The detention center houses incarcerated adults and youths charged as adults for offenses like homicide, aggravated assault and armed robbery. Minors charged with misdemeanor offenses are also held in pre-trial detention before being transferred elsewhere.
Baltimore County authorities have previously acknowledged the facility wasn’t built to accommodate minor offenders. Its former corrections director signed an affidavit in 2018 that said she and the corrections department “believe it is inappropriate to house youth at its facility because it is not equipped to properly do so, given it is an adult facility that must contend with various safety, transportation and other concerns that could negatively impact youth.”
Advocates for minors in the criminal justice system have pointed to the detention center as an example of the need to pass legislation currently before the Maryland General Assembly that would give the state’s juvenile court more power and remove certain prosecuted minors from being processed through the circuit court.
“No child, no teenager, no person anywhere should ever be subjected to such inhuman and inhumane conditions,” said Nicole Hanson-Mundell, executive director of Out for Justice, a Baltimore-based organization that lobbies policy-makers on criminal justice reforms.
“We cannot tolerate so-called leaders who would read the findings of this report and not take immediate action,” Hanson-Mundell said in a statement.
During the hearing, Pesterfield told lawmakers about easing the facility’s coronavirus pandemic restrictions and efforts to fill nearly 100 vacancies in the corrections department — by reaching out to recruit military veterans “as well as all minorities.”
Pesterfield said he believes improved conditions for detained minors “can be attained.”
In an email, county spokeswoman Erica Palmisano said the county executive’s office “has directed staff to evaluate the facility’s current conditions, policies, and practices, and to carefully investigate the claims raised by the OPD.”
Pesterfield told lawmakers he expects to disclose an evaluation report in 30 days.
County House delegation chair Del.
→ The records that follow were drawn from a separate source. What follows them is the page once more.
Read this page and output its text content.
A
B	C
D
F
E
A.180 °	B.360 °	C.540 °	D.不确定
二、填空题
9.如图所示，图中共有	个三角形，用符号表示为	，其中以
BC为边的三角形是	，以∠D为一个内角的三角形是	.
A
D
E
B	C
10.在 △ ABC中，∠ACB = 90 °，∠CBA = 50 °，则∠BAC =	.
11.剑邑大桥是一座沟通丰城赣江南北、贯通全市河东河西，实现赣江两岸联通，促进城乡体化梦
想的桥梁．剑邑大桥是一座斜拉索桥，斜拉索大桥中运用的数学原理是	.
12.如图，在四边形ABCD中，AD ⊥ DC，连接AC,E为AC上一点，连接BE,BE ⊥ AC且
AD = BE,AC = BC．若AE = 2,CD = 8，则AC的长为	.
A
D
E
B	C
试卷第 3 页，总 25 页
Eric Ebersole requested representatives tour the detention center when the legislative session concludes.
“That would then answer some of those questions about some of those conditions that were reported in the paper; whether or not they were accurate,” Ebersole said. “And we could see for ourselves what it is that some people are concerned about, and whether or not we share those concerns, or feel that things are in good order.”